England, as the host nation, defending champion Denmark, two-time winner Germany and Spain have been selected as the four seeded teams in the Dec. 17 draw for the European Championships and will be placed at the head of their respective groups.
The other teams who have qualified for the tournament--second in importance only to the World Cup--are Bulgaria, Croatia, Czech Republic, France, Italy, Portugal, Romania, Russia, Scotland, Switzerland and Turkey.
The final place will go to the Irish or the Dutch.
Bookmakers in London have made Italy the 9-2 favorite, followed by Germany at 5-1 and England at 11-2.

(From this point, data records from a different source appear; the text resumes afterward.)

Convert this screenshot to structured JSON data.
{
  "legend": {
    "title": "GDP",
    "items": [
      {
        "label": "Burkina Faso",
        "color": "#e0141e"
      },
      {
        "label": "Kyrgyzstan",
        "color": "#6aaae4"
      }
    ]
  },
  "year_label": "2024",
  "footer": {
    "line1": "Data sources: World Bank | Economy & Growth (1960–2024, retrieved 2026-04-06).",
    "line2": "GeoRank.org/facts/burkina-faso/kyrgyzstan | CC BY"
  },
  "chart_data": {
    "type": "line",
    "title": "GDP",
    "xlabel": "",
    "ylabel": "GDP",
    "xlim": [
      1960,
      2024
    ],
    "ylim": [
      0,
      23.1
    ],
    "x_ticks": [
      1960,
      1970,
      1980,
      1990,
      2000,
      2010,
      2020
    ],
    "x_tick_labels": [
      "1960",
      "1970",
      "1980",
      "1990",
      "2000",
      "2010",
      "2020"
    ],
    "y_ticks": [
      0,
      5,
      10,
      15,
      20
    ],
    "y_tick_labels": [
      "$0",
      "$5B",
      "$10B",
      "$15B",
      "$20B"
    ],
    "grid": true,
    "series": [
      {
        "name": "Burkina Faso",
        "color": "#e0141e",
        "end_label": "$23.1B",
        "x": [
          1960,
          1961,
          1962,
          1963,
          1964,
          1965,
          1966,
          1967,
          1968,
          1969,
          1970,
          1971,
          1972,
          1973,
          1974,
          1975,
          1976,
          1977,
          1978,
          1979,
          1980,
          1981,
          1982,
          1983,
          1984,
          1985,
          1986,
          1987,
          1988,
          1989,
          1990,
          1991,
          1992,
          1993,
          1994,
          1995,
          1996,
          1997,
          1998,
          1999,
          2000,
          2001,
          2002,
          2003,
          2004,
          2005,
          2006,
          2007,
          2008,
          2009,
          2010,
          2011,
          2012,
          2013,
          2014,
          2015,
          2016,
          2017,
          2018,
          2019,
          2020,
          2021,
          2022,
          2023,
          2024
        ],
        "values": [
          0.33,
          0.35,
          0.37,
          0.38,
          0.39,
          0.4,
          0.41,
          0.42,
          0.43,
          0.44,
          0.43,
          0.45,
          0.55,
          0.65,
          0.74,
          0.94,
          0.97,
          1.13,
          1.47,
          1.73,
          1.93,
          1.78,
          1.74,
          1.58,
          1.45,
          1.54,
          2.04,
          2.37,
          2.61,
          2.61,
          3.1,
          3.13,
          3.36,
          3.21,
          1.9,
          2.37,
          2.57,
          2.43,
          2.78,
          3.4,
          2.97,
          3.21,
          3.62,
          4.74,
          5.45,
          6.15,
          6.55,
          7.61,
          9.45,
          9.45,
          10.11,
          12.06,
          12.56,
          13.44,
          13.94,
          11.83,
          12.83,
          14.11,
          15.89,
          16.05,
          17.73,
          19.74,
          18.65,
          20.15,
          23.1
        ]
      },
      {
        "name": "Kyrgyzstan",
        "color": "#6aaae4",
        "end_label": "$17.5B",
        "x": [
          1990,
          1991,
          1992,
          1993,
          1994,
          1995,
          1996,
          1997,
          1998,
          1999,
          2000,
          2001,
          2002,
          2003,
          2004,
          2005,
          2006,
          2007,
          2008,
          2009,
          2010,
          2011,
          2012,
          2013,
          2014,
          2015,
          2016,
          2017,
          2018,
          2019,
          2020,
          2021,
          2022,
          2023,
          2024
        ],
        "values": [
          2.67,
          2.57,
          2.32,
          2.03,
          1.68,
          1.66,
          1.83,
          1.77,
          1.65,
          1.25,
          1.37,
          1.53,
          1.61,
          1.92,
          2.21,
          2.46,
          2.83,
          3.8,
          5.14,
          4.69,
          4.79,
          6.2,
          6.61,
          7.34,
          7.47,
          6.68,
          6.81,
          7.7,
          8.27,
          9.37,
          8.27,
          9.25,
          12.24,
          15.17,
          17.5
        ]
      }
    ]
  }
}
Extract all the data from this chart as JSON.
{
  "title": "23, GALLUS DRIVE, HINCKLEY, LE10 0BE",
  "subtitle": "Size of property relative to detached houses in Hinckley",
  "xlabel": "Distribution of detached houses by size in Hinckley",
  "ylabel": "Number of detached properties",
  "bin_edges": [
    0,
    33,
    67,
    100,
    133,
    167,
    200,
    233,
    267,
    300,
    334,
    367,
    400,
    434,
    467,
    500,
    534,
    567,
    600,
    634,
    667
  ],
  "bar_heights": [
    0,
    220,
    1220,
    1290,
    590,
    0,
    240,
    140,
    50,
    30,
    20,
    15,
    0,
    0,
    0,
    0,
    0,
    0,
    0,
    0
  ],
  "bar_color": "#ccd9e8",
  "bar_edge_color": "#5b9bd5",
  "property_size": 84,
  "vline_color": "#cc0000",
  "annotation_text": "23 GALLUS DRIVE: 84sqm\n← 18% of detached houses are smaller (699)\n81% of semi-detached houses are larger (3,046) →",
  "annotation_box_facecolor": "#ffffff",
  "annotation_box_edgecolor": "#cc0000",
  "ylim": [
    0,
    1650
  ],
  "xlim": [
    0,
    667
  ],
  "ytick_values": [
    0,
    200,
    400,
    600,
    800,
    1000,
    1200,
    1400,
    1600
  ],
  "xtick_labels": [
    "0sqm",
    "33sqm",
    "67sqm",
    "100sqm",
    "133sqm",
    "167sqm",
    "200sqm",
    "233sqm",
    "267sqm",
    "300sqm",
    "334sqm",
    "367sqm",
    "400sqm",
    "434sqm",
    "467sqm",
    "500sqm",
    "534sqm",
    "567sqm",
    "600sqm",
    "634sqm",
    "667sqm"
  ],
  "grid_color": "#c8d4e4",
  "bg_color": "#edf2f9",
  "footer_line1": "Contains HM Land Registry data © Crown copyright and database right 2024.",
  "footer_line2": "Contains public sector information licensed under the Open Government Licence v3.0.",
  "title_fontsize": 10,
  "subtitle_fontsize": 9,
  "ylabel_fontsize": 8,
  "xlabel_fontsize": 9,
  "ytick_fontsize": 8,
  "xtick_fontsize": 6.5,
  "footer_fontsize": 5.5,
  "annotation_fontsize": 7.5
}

World Cup ’98 in France has already smashed one record set by World Cup ’94 in the United States. The entry of Guinea-Bissau and Uganda into the qualifying field last week brought to 172 the number of nations who have entered the tournament.
The previous high was 144 for USA ’94. The draw to divide the countries into regional groups for qualifying play will be held at the Louvre in Paris on Dec. 12.
Although Sweden failed to qualify for next summer’s European Championship, its most accomplished player, midfielder Tomas Brolin, has joined the English Premier League, moving to Leeds United last week from AC Parma in Italy for a record $7 million. . . . Sebastian Passarella, the 18-year-old son of Argentina’s national team coach and 1978 World Cup winner Daniel Passarella, was killed Friday when a train struck his car at a railroad crossing north of Buenos Aires. According to witnesses, a guard tried to stop Passarella’s car, but the teenager zig-zagged between the closed gates and died crossing the track.